Tantely  Rakotomalala  le  président  de  l’ordre des  pharmaciens  face  à  la  presse  hier.

Les pharmaciens ont obtenu une victoire avec l’ajournement de la proposition de loi sur l’intégration des dépôts de médicaments. Mais ils réclament le retrait de la propositon.

Après l’ajournement du vote de proposition de loi prévu le 4 novembre, visant à modifier quelques articles du code de la santé, les professionnels du secteur pharmaceutique suggèrent qu’un statu quo serait nécessaire par rapport à la proposition de loi sur le maintien des dépôts de médicaments par rapport à l’installation d’une pharmacie jusqu’à l’établissement de nouveaux textes. Et que certains aspects doivent être revus et corrigés, à travers des négociations, et cela devrait, ipso facto, entraîner le retrait de la proposition de loi.

« En effet, au vu de quel­ques articles relatifs aux dépositaires dans le code de la santé, un statu quo serait adéquat jusqu’à l’établissement de nouveaux textes », souligne le communiqué de l’ordre. « Nous ne sommes pas pour la fermeture des dépôts de médicaments mais nous sommes pour la réflexion sur le rôle des dépôts. Les médicaments ne sont pas des marchandises. La santé publique est en jeu. Il faut, de ce fait, des personnes qualifiées pour s’occuper de la vente des médicaments », soutient Tantely Rakotomalala, président de l’ordre des pharmaciens.

Contradictoire

Les professionnels du secteur pharmaceutique réitèrent leur position par rapport à la proposition de loi qui doit être dictée par l’impérieuse nécessité de préserver les fondamentaux de la politique des médicaments et de la santé publique, à savoir la qualité, la disponibilité, l’accessibilité et le bon usage. Selon eux, le code de la santé publique est délicat, les articles sont interdépendants.

L’annulation ou la modification de l’article 202 du code de la santé porterait atteinte à l’article 153 dudit code qui dispose que « sont réservés exclusivement aux pharmaciens la vente de détail et la délivrance à titre onéreux ou à titre gratuit des médicaments et autres produits pharmaceutiques soumis aux mêmes dispositions, ainsi que les substituts du lait maternel ».

En principe, lorsqu’une officine s’installe, le ou les dépôts ferment et reculent de plusieurs kilomètres.

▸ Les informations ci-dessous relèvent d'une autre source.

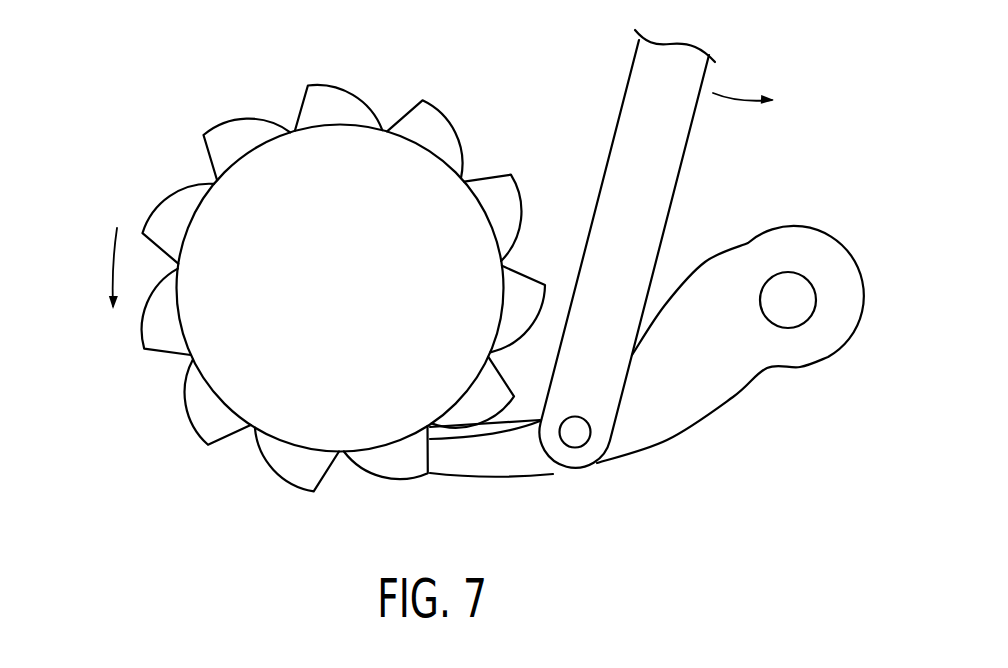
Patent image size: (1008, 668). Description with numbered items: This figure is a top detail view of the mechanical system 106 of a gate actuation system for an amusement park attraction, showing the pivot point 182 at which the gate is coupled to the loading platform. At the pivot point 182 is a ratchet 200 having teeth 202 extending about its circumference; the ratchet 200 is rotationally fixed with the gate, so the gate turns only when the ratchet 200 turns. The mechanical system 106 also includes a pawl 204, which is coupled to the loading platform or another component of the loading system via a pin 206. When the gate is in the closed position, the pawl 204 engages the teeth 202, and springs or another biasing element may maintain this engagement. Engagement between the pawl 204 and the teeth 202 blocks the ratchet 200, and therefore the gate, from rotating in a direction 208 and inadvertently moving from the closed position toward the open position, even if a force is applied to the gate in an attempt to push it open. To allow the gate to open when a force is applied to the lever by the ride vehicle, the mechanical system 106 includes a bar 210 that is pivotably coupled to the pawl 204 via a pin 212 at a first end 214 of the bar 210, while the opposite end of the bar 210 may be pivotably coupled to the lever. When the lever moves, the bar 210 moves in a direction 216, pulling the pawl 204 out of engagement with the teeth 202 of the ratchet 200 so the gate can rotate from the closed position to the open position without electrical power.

The mechanical system 106 is at (324, 260).
The pivot point 182 is at (343, 260).
The ratchet 200 is at (321, 294).
The teeth 202 is at (500, 200).
The pawl 204 is at (730, 345).
The pin 206 is at (788, 300).
The direction 208 is at (110, 268).
The bar 210 is at (647, 287).
The pin 212 is at (573, 436).
The first end 214 is at (622, 497).
The direction 216 is at (730, 95).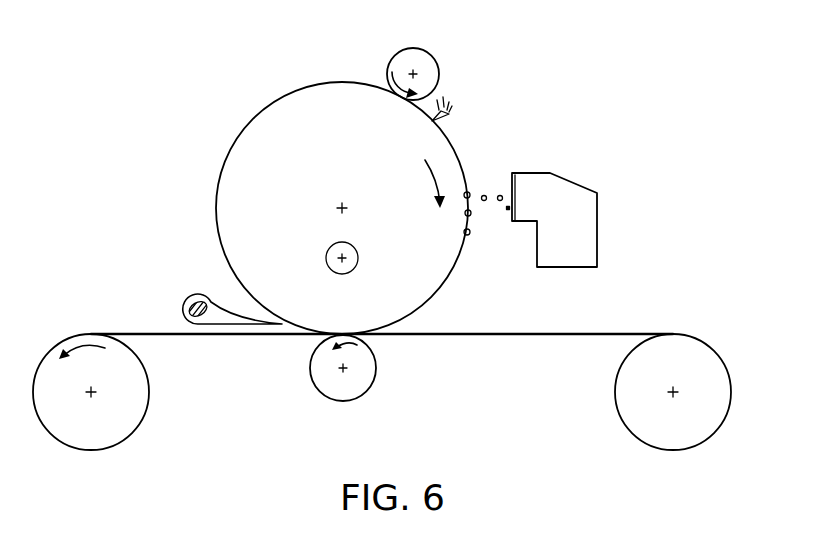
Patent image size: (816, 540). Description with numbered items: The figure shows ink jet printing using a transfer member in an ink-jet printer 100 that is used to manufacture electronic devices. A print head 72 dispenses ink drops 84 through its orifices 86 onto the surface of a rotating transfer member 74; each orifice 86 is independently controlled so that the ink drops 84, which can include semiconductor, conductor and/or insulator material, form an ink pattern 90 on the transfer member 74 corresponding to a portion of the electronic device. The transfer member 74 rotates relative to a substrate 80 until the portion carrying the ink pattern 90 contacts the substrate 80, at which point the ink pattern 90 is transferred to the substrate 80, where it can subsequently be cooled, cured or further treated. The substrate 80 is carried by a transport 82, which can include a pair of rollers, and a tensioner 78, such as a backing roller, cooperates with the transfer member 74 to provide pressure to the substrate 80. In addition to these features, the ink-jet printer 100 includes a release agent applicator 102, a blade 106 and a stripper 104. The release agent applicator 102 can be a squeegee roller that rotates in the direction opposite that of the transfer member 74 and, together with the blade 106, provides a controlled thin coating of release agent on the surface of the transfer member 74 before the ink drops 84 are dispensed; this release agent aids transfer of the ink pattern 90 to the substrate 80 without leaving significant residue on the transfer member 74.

The ink-jet printer 100 is at (594, 55).
The transfer member 74 is at (338, 81).
The release agent applicator 102 is at (432, 58).
The blade 106 is at (445, 108).
The ink drops 84 is at (482, 184).
The ink pattern 90 is at (464, 233).
The orifice 86 is at (507, 209).
The print head 72 is at (597, 230).
The stripper 104 is at (196, 293).
The substrate 80 is at (628, 333).
The transport 82 is at (133, 434).
The tensioner 78 is at (319, 392).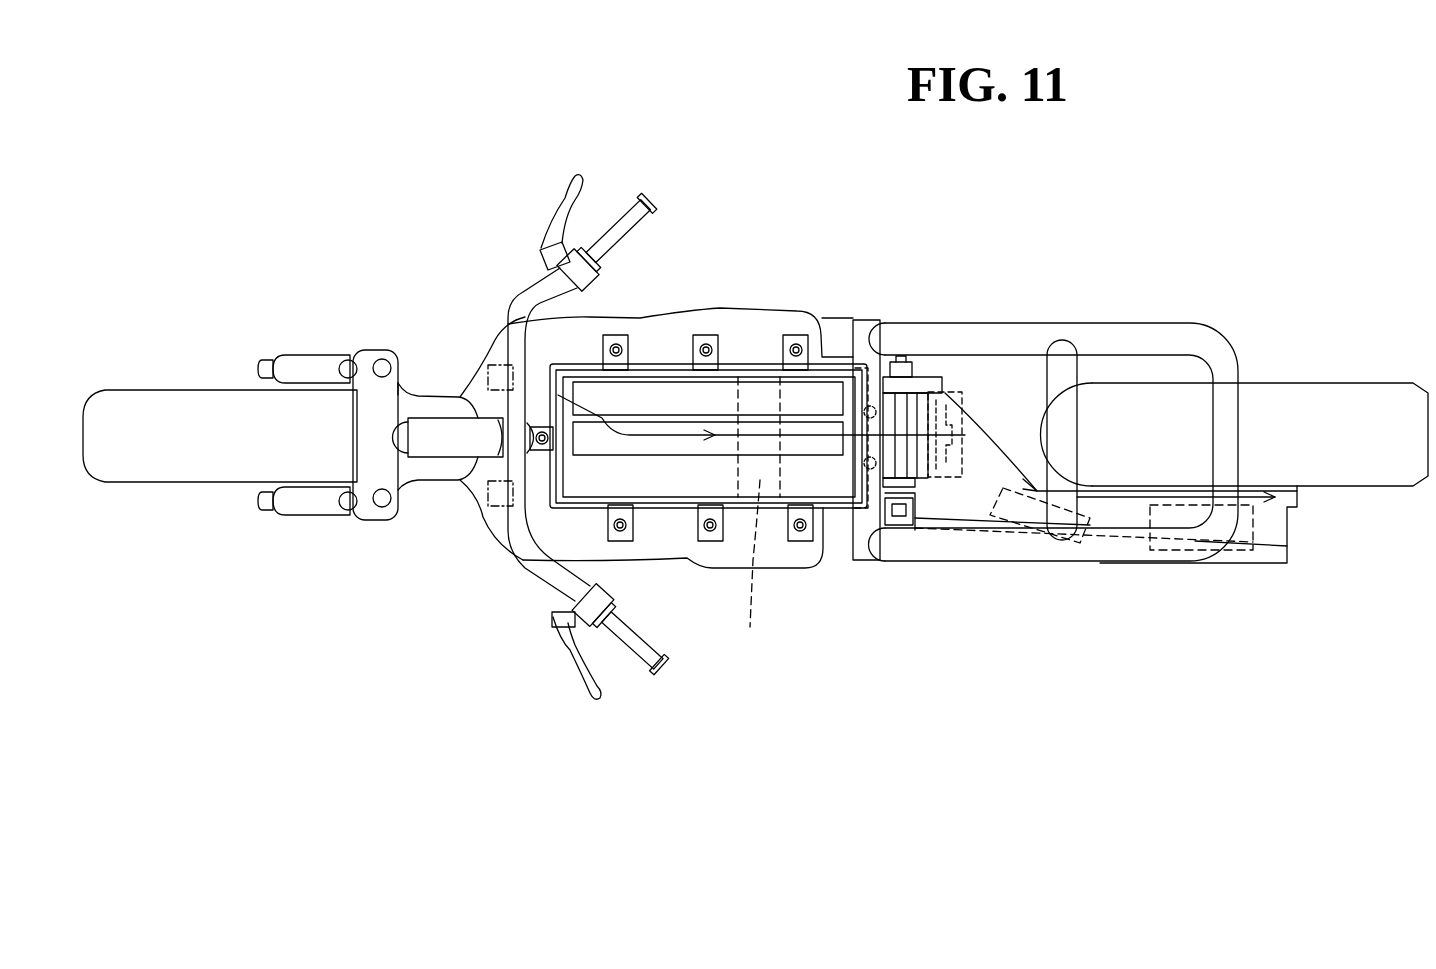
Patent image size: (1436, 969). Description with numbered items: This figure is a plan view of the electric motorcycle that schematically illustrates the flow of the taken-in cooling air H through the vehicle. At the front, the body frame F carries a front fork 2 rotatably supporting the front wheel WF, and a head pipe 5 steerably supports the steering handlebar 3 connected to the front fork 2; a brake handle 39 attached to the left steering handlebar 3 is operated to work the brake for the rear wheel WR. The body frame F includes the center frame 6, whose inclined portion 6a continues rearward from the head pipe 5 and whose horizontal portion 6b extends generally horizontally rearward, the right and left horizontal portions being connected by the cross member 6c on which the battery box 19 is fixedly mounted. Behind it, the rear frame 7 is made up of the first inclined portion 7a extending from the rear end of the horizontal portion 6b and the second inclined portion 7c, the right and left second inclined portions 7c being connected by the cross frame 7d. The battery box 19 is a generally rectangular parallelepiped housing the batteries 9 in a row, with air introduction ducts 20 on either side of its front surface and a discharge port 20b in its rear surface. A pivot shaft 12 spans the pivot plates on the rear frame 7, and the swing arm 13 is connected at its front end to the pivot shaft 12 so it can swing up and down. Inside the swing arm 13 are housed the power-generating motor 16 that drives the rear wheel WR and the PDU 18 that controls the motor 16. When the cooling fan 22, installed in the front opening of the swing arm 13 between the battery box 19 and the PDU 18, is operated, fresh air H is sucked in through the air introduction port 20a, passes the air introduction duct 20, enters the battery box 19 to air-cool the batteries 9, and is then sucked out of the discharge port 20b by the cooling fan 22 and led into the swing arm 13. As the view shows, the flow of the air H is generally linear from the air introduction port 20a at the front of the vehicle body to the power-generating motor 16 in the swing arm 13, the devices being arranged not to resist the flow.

The front wheel WF is at (178, 412).
The rear wheel WR is at (1307, 395).
The front fork 2 is at (320, 365).
The steering handlebar 3 is at (646, 205).
The head pipe 5 is at (452, 433).
The center frame 6 is at (505, 540).
The inclined portion 6a is at (477, 473).
The horizontal portion 6b is at (762, 318).
The cross member 6c is at (754, 572).
The rear frame 7 is at (1032, 341).
The first inclined portion 7a is at (836, 338).
The second inclined portion 7c is at (975, 340).
The cross frame 7d is at (1068, 367).
The batteries 9 is at (626, 397).
The pivot shaft 12 is at (903, 463).
The swing arm 13 is at (1227, 563).
The power-generating motor 16 is at (1250, 524).
The PDU 18 is at (1087, 527).
The battery box 19 is at (682, 512).
The air introduction duct 20 is at (533, 337).
The air introduction port 20a is at (485, 372).
The discharge port 20b is at (900, 356).
The cooling fan 22 is at (947, 467).
The brake handle 39 is at (580, 190).
The body frame F is at (490, 543).
The air H is at (1157, 500).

La modification de l’alinéa 4 de l’article 202 affirme le contraire. « L’ouverture régulière d’une officine de pharmacie interdit toute autorisation ultérieure d’ouverture de dépôt de médicaments sis dans un rayon de 10km. Tout dépôt de médicaments déjà établi sur les lieux demeure fonctionnel et continue d’exercer de pleins droits sous réserve des dispositions légales et réglementaires en vigueur », peut-on lire du nouvel alinéa.

Les alinéas 5 et 6 ont été supprimés. Les pharmaciens veulent apporter des modifications à la proposition de loi. « Nous rapportons auprès du mini s t è re d e la San t é publique par rapport à notre revendication. Les points importants de notre requête seront rapportés devant les députés ainsi que le sénat. Nous espérons que nous serons écoutés », enchaîne le président de l’Ordre des pharmaciens.